Tahir would not disclose how the matter was settled between the tribe members, but denies that the family received any “blood money” from Koç.

Ezgi says she understands why Tahir would not admit to accepting money. It would, she adds, be “embarrassing to accept it openly.”

Selcuk Kaygisiz, representative of the Platform for Ending Worker Deaths, an NGO set up to provide support to victims, says that interference is a common problem in securing convictions. "Employers get involved very quickly. Families are so poor and they don't know the law, so they get intimidated by employers.

"It happens to us all the time,” he adds, “we can’t reach the families before the employers do.”

Government "shamelessly" exploits mine disaster

“Turkey has never been pro-labor rights, but never before has it been so pro-business,” says Mehmet Onur Yilmaz from Turkish Child Rights NGO Gündem Çocuk.

At the end of 2014, the Ministry of Labor and Social Security sent the worker safety bill to the General Assembly, which was largely a response to the fatal Soma disaster.

Ozgur Ozel was one of the committee's members. He told us that just before the deadline, AKP members introduced an additional 25 amendments containing everything from tax reform to land rights.

“They used the Soma disaster shamelessly,” says Ozel. “The AKP saw an opportunity to pass other laws they wanted because it was a very easy process with no lengthy discussions.”

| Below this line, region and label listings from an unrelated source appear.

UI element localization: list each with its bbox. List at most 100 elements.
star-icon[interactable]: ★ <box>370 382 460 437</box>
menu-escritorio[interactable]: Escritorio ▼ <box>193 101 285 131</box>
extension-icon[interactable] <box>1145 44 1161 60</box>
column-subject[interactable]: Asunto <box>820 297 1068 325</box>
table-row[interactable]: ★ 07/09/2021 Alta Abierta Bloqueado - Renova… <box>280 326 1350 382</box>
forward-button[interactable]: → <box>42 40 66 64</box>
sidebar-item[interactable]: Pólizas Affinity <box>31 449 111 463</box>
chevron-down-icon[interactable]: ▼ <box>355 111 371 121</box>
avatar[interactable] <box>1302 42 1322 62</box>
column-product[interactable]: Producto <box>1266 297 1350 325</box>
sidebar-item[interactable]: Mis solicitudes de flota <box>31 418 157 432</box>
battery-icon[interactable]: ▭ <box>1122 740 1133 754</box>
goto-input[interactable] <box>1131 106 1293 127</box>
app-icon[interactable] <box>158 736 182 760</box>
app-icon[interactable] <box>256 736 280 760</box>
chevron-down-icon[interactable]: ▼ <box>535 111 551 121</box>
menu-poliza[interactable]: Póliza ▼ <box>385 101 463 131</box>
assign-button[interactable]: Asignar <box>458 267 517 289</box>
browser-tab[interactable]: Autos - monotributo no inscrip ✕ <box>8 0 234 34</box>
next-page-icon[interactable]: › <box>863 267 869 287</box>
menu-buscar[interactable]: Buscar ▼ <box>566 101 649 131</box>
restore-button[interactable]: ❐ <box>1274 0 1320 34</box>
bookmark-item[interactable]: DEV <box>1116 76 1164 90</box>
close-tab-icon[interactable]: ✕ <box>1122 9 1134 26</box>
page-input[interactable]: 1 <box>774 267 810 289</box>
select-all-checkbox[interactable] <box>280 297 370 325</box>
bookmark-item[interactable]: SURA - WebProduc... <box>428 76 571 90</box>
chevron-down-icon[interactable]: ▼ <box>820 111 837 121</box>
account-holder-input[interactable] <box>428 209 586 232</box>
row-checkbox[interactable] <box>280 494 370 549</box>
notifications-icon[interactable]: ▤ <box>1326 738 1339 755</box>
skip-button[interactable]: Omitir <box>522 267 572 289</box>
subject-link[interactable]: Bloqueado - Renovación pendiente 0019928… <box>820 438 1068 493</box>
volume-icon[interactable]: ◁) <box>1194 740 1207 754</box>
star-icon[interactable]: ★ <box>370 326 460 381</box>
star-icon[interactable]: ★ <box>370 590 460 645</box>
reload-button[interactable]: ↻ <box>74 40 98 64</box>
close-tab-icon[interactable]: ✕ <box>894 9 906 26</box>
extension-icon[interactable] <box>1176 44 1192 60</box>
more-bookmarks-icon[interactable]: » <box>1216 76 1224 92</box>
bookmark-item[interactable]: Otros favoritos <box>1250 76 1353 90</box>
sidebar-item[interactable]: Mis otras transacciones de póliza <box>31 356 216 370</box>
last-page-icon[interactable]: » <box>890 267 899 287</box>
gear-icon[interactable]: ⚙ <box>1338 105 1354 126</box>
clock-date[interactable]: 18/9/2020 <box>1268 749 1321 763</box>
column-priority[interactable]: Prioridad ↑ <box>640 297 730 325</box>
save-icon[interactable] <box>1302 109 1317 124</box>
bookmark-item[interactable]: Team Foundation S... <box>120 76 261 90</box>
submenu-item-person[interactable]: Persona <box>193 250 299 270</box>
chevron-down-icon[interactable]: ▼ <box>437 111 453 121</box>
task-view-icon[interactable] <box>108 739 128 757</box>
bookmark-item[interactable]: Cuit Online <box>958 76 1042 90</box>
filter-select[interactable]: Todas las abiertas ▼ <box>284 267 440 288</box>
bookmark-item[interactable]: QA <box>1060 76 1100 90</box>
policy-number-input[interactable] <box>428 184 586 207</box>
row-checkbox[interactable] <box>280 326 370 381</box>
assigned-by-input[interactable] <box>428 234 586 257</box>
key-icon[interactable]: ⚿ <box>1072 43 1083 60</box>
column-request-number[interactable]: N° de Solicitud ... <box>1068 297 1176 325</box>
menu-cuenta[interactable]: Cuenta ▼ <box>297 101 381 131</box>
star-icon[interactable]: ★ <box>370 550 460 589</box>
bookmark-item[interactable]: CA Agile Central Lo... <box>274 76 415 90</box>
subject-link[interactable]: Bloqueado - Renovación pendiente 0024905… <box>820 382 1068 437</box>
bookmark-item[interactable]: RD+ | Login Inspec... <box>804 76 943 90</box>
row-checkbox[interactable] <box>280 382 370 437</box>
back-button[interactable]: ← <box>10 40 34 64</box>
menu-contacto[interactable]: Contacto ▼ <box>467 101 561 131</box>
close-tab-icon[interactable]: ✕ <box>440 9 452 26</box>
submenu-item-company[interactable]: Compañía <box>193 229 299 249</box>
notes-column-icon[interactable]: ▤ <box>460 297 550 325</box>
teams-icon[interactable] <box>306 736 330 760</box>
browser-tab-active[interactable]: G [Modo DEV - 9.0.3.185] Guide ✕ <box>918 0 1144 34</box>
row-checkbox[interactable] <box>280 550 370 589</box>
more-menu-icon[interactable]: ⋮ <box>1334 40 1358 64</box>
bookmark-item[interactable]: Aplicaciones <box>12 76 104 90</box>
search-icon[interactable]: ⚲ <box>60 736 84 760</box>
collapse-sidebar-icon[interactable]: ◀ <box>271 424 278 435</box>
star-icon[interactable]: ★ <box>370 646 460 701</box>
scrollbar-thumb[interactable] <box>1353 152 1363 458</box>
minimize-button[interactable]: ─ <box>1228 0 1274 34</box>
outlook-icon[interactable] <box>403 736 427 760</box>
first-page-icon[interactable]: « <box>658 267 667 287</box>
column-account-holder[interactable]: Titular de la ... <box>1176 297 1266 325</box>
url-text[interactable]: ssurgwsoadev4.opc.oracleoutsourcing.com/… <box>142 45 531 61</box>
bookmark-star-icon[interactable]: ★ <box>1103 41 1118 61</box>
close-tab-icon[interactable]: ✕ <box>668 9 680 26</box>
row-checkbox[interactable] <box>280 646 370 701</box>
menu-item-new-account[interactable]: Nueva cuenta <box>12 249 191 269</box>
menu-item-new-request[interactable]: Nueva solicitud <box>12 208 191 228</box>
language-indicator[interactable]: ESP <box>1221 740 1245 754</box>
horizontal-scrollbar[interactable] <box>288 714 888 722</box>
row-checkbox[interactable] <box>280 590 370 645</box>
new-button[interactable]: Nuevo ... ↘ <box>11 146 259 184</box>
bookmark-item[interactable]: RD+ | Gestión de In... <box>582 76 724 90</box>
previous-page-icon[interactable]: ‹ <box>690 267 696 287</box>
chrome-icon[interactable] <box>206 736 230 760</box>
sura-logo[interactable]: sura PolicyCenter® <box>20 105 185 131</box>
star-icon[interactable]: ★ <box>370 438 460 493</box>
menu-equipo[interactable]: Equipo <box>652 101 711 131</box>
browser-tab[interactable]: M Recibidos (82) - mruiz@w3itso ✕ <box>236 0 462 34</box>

He also tells of how they gutted the legislation, toning down punishments for companies who kill employees through negligence.

Public copies of the law show that the government removed a provision barring negligent companies from government contracts for a minimum of two years. They also reduced proposed financial penalties in the cases of worker deaths for the largest companies.

Most worryingly, they lowered the minimum working age for children from 15 to 14.

This age drop is likely designed to help businesses involved in 4+4+4, and will have little effect among the largest employers of children and young people - small businesses and farms.

The Turkish Labor Code already states that children between the ages of 14 and 17 cannot be employed in any hazardous work, and younger children cannot work at all. But exemption in the code nullifies all labor laws for agricultural businesses with fewer than 50 workers. For small businesses it is fewer than four.

UNICEF's Social Policy Officer for Turkey, Iraz Öykü Soyalp, rejects the idea that punishing employers who hire and kill children through neglect would send a message.

“I do not think that increasing the punishment will make much of a difference," she says. "Children are not working because the fines are too low, or because it's not a big deal to pay the fine. Even if you increase the fine… the child's life will not change".

Koçabay from ILO disagrees.

"There should be, in my personal opinion, proper punishment and penalties for whoever is responsible," he says.

"If the family is responsible, the neighbour, the government, or even we [organizations] whose purpose is to intervene, all of us should to take responsibility."

The ILO estimates that 168 million children worldwide are engaged in child labor.

Neither the Turkish Ministry of Labor, Ministry of Education, AKP press office nor members of the Health and Safety sub-commission responded to requests for comment.